Does vinegar really lower blood sugar?

The simple answer: yes, it does. Apple cider vinegar is linked to a range of health benefits, such as weight loss, relieving cold symptoms and lowering blood glucose levels post meal. How does vinegar decrease the glucose spike from a carb-rich meal? Here’s what the research shows, and tips for working vinegar into your diet.

This kitchen staple results from a two-step fermentation process that converts a carbohydrate (usually fruit, rice, potatoes, or whole grains) into alcohol, which is then fermented to vinegar. First, yeast feed on liquid sugar or starch,  fermenting it into alcohol. When the alcohol is exposed to oxygen, naturally-occurring bacteria called Acetobacter create acetic acid—the stuff that gives vinegar its tart, sharp taste, and what’s likely at work when it comes to blunting a post-meal blood-sugar spike.

How Does Vinegar Impact Blood Sugar?

There isn’t a clear understanding on one certain mechanism behind vinegar’s effect on glucose, but there are a few research-backed theories:

  • The acetic acid in vinegar slows down the rate at which the stomach empties the food you’ve eaten into the small intestine, which in turn slows the breakdown of carbohydrates and gives the body more time to remove glucose from the blood. This ultimately reduces the spike in blood sugar you’d typically see after eating. In one small study of 10 healthy, regular weight volunteers, researchers found that the ingestion of acetic acid as vinegar significantly reduced both blood glucose concentrations and insulin responses after a starchy meal.
  • Vinegar may act on the body’s cells, increasing their ability to take in glucose, so there’s less of it circulating in the bloodstream. One group of researchers found increased glucose uptake in the forearm muscle cells of people with diabetes who had consumed vinegar compared to those who hadn’t.
  • Vinegar may also work to balance blood sugar by interfering with disaccharidases—enzymes in the small intestine that break down carbohydrates. Anything that acts to block the capabilities of the enzymes that break down the carb curbs the rapid absorption of the carb as glucose, blunting the blood sugar rise you might typically see after eating.

Five Ways to Incorporate Vinegar into Your Meals

Dilute two tablespoons of apple cider vinegar in 4 oz of water and drink right before you eat. In one study, participants consumed a buttered bagel with orange juice two minutes after drinking either 20 grams of apple cider vinegar or a placebo. When the researchers checked blood glucose levels at 30 and 60 minutes after the meal, they found significantly lower post-meal blood glucose levels in the apple cider vinegar group.

Have a vinegar-based salad dressing before you eat. This may be especially helpful if you’re planning on having a carbohydrate-rich meal.

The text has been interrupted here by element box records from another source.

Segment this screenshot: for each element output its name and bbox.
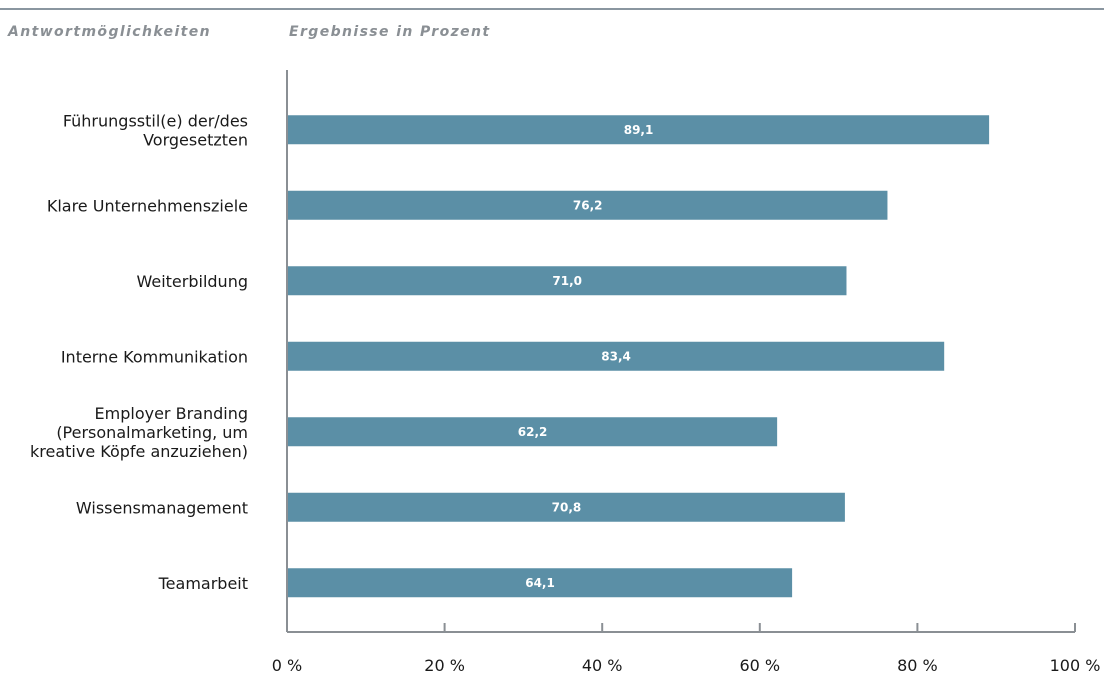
x-tick-label: 0 % [272, 656, 302, 675]
category-label: Weiterbildung [136, 272, 248, 291]
bar [288, 492, 845, 522]
category-label: Interne Kommunikation [61, 347, 248, 366]
x-tick-label: 100 % [1050, 656, 1101, 675]
category-label-line: (Personalmarketing, um [56, 423, 248, 442]
bar [288, 266, 847, 296]
bar-value-label: 70,8 [552, 500, 582, 514]
x-tick-label: 20 % [424, 656, 465, 675]
category-label: Wissensmanagement [76, 498, 248, 517]
bar-value-label: 62,2 [518, 425, 548, 439]
category-label-line: Vorgesetzten [143, 130, 248, 149]
category-label-line: Wissensmanagement [76, 498, 248, 517]
top-rule [0, 8, 1104, 10]
bar-value-label: 64,1 [525, 576, 555, 590]
header-answer-options: Antwortmöglichkeiten [8, 24, 211, 40]
bar [288, 417, 778, 447]
category-label-line: Führungsstil(e) der/des [63, 111, 248, 130]
x-tick-label: 80 % [897, 656, 938, 675]
category-label-line: Employer Branding [95, 404, 248, 423]
category-label: Klare Unternehmensziele [47, 196, 248, 215]
header-results-percent: Ergebnisse in Prozent [289, 24, 491, 40]
category-label-line: Teamarbeit [158, 574, 248, 593]
bar [288, 115, 990, 145]
category-label-line: kreative Köpfe anzuziehen) [30, 442, 248, 461]
bar [288, 341, 945, 371]
bar-value-label: 71,0 [552, 274, 582, 288]
x-tick-label: 60 % [739, 656, 780, 675]
bar [288, 568, 793, 598]
category-label-line: Klare Unternehmensziele [47, 196, 248, 215]
category-label-line: Weiterbildung [136, 272, 248, 291]
x-tick-label: 40 % [582, 656, 623, 675]
bar-value-label: 83,4 [601, 349, 631, 363]
category-label: Employer Branding (Personalmarketing, um k… [30, 404, 248, 461]
category-label: Teamarbeit [158, 574, 248, 593]
category-label-line: Interne Kommunikation [61, 347, 248, 366]
bar [288, 190, 888, 220]
bar-value-label: 89,1 [624, 123, 654, 137]
category-label: Führungsstil(e) der/des Vorgesetzten [63, 111, 248, 149]
bar-value-label: 76,2 [573, 198, 603, 212]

One study showed that when people consumed 1 ounce of white vinegar with a meal of bread containing 50 grams of carbohydrates, it lowered post-meal glucose spikes and insulin levels

Another study of healthy people found that eating 100 grams (about a cup and a half) of sliced lettuce dressed with olive oil and vinegar before consuming 50g of white bread carbs experienced significantly lower blood sugar compared to those who ate the same amount of salad dressed with olive oil but no vinegar.

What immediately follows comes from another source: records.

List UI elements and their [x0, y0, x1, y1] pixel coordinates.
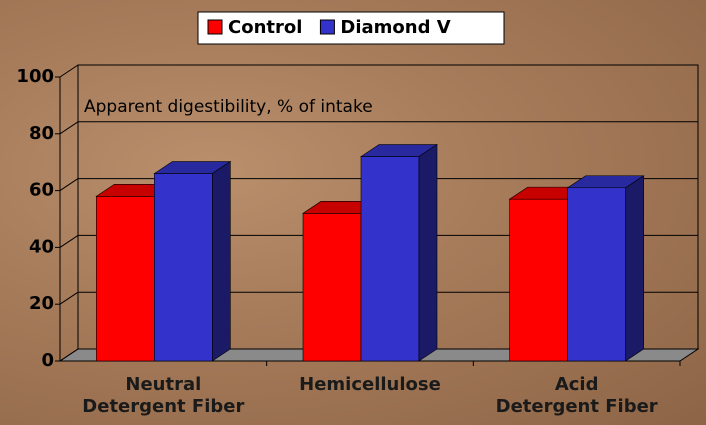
x-tick-label: Hemicellulose [270, 374, 470, 396]
bar-front [96, 196, 154, 361]
bar-side [626, 176, 644, 361]
y-tick-label: 0 [41, 350, 54, 371]
chart: 0 20 40 60 80 100 Apparent digestibility, % of… [0, 0, 706, 425]
bar-front [154, 174, 212, 361]
legend-swatch [320, 20, 334, 34]
grid-line [60, 122, 78, 134]
bar-front [568, 188, 626, 361]
legend-swatch [208, 20, 222, 34]
bar-front [361, 157, 419, 361]
y-tick-label: 20 [29, 293, 54, 314]
bar-front [303, 213, 361, 361]
y-tick-label: 80 [29, 123, 54, 144]
grid-line [60, 235, 78, 247]
y-tick-label: 40 [29, 236, 54, 257]
bar-front [510, 199, 568, 361]
x-tick-label: Neutral Detergent Fiber [63, 374, 263, 418]
x-tick-label: Acid Detergent Fiber [477, 374, 677, 418]
grid-line [60, 179, 78, 191]
legend-label: Control [228, 17, 302, 38]
bar-side [212, 162, 230, 361]
grid-line [60, 292, 78, 304]
annotation: Apparent digestibility, % of intake [84, 97, 373, 117]
grid-line [60, 65, 78, 77]
legend-label: Diamond V [340, 17, 450, 38]
y-tick-label: 60 [29, 180, 54, 201]
page: 0 20 40 60 80 100 Apparent digestibility, % of… [0, 0, 706, 425]
y-tick-label: 100 [16, 66, 54, 87]
bar-side [419, 145, 437, 361]
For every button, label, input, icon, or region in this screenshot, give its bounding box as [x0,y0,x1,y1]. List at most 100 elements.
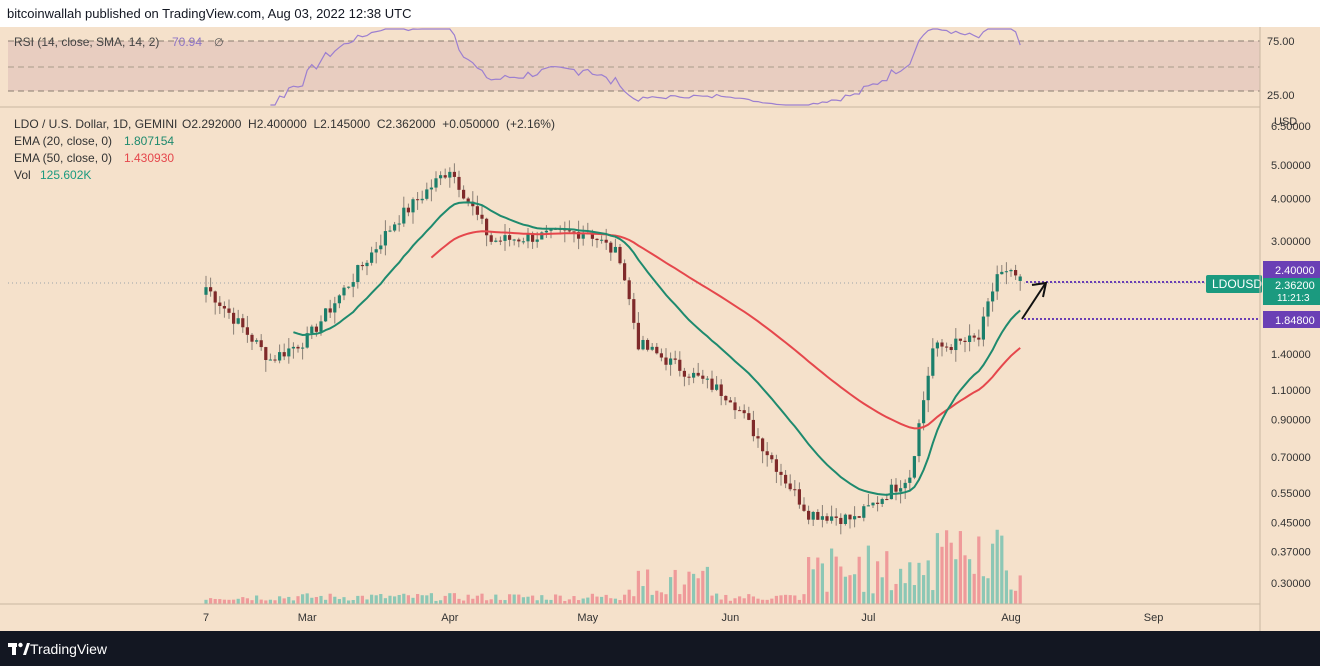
candle [710,370,714,393]
volume-bar [526,596,530,604]
candle [825,513,829,524]
volume-bar [236,598,240,604]
candle [669,352,673,376]
volume-bar [917,562,921,604]
price-chart[interactable]: RSI (14, close, SMA, 14, 2) 70.94 ∅ [0,27,1320,631]
volume-bar [655,590,659,604]
candle [673,350,677,365]
price-tick: 0.45000 [1271,518,1311,530]
time-tick: Sep [1144,612,1164,624]
volume-bar [981,576,985,604]
candle [899,480,903,504]
volume-bar [356,595,360,604]
volume-bar [567,599,571,604]
ema50-line [430,230,1021,430]
candle [475,195,479,221]
rsi-hide-icon[interactable]: ∅ [214,37,224,49]
volume-bar [245,598,249,604]
ema20-line [293,201,1021,496]
candle [383,220,387,256]
price-tick: 0.90000 [1271,415,1311,427]
volume-bar [416,594,420,604]
volume-bar [1009,589,1013,604]
volume-bar [572,596,576,604]
volume-bar [471,598,475,604]
volume-bar [411,597,415,604]
volume-bar [784,594,788,604]
volume-bar [779,595,783,604]
volume-bar [664,594,668,604]
candle [439,171,443,186]
candle [908,469,912,492]
candle [705,376,709,389]
candle [227,299,231,319]
candle [324,308,328,323]
candle [236,309,240,325]
candle [429,179,433,202]
volume-bar [255,595,259,604]
candle [402,196,406,227]
time-axis[interactable]: 7 Mar Apr May Jun Jul Aug Sep [0,603,1260,624]
volume-bar [291,600,295,604]
volume-bar [876,561,880,604]
volume-bar [448,593,452,604]
volume-bar [425,595,429,604]
candle [848,514,852,529]
volume-bar [945,530,949,604]
volume-bar [282,598,286,604]
price-tick: 0.55000 [1271,488,1311,500]
candle [480,204,484,225]
tradingview-logo-icon [8,642,30,655]
volume-bar [733,598,737,604]
volume-bar [751,596,755,604]
candle [857,516,861,519]
candle [1018,274,1022,291]
volume-bar [213,598,217,604]
candle [958,338,962,345]
volume-bar [968,559,972,604]
candle [273,354,277,363]
candle [770,452,774,463]
candle [963,337,967,353]
volume-bar [816,557,820,604]
volume-bar [963,555,967,604]
volume-bar [866,545,870,604]
candle [701,369,705,384]
svg-text:1.84800: 1.84800 [1275,315,1315,327]
chart-area[interactable]: RSI (14, close, SMA, 14, 2) 70.94 ∅ [0,27,1320,631]
price-axis[interactable]: 75.00 25.00 USD 2.40000 2.36200 11:21:3 … [1259,27,1320,631]
candle [954,328,958,362]
candle [287,338,291,364]
volume-bar [227,599,231,604]
volume-bar [692,573,696,604]
volume-bar [843,576,847,604]
candle [255,338,259,345]
volume-bar [535,600,539,604]
volume-bar [687,571,691,604]
candle [876,496,880,512]
volume-bar [862,591,866,604]
volume-bar [834,556,838,604]
volume-bar [903,583,907,604]
volume-bar [807,557,811,604]
volume-bar [319,595,323,604]
candle [981,307,985,347]
volume-bar [324,599,328,604]
candle [811,510,815,526]
candle [213,290,217,315]
high-price-label: 2.40000 [1263,261,1320,278]
volume-bar [475,595,479,604]
candle [296,344,300,353]
candle [627,277,631,306]
candle [365,260,369,276]
volume-bar [264,600,268,604]
candle [853,506,857,528]
candle [655,343,659,355]
volume-bar [632,596,636,604]
volume-bar [958,531,962,604]
price-tick: 4.00000 [1271,193,1311,205]
candle [577,220,581,250]
volume-bar [540,595,544,604]
volume-bar [728,600,732,604]
candle [452,163,456,184]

Interestingly, the study authors also compared the vinegar group to a second vinegar group in which they added sodium bicarbonate to the vinegar to neutralize its pH. The scientists found that the neutralized vinegar did not affect blood sugar, suggesting that vinegar’s acidic nature plays a crucial role in its ability to modulate blood sugar.   

Drizzle vinegar over steamed or roasted veggies. It turns out even a small amount of vinegar consumed with meals can help control blood sugar, too. One study found consuming two teaspoons of vinegar with carbs may reduce post-meal blood glucose levels as much as 20 percent. Bonus: the study also found that consuming vinegar with a high-carb meal also increases satiety.

Eat more fermented foods. They’re good for your gut and your blood glucose. When researchers in Sweden added fermented milk (a.k.a. yogurt) and pickles (cucumbers preserved in vinegar) to a breakfast of high-carb white bread, they found that the combination reduced blood sugar and insulin levels compared to study participants who just ate the bread. What’s more, the scientists found that adding regular milk and fresh cucumber had little impact on blood sugar response.

*Adding Apple Cider Vinegar diluted in water 15 minutes before a meal is a tool I use with many of my clients. Not only have I seen it help with weight loss, but I’ve seen the benefits of reducing blood sugar spikes after a meal. My clients use this tool before most meals, not just high carb ones. Apple Cider Vinegar helps stimulate HCL (hydrochloric acid) production in the stomach which helps break down food, improving digestion.

It’s a wonderful food-as-medicine tool to use! Although, it’s not an excuse to continue to eat high carb meals while having diabetes.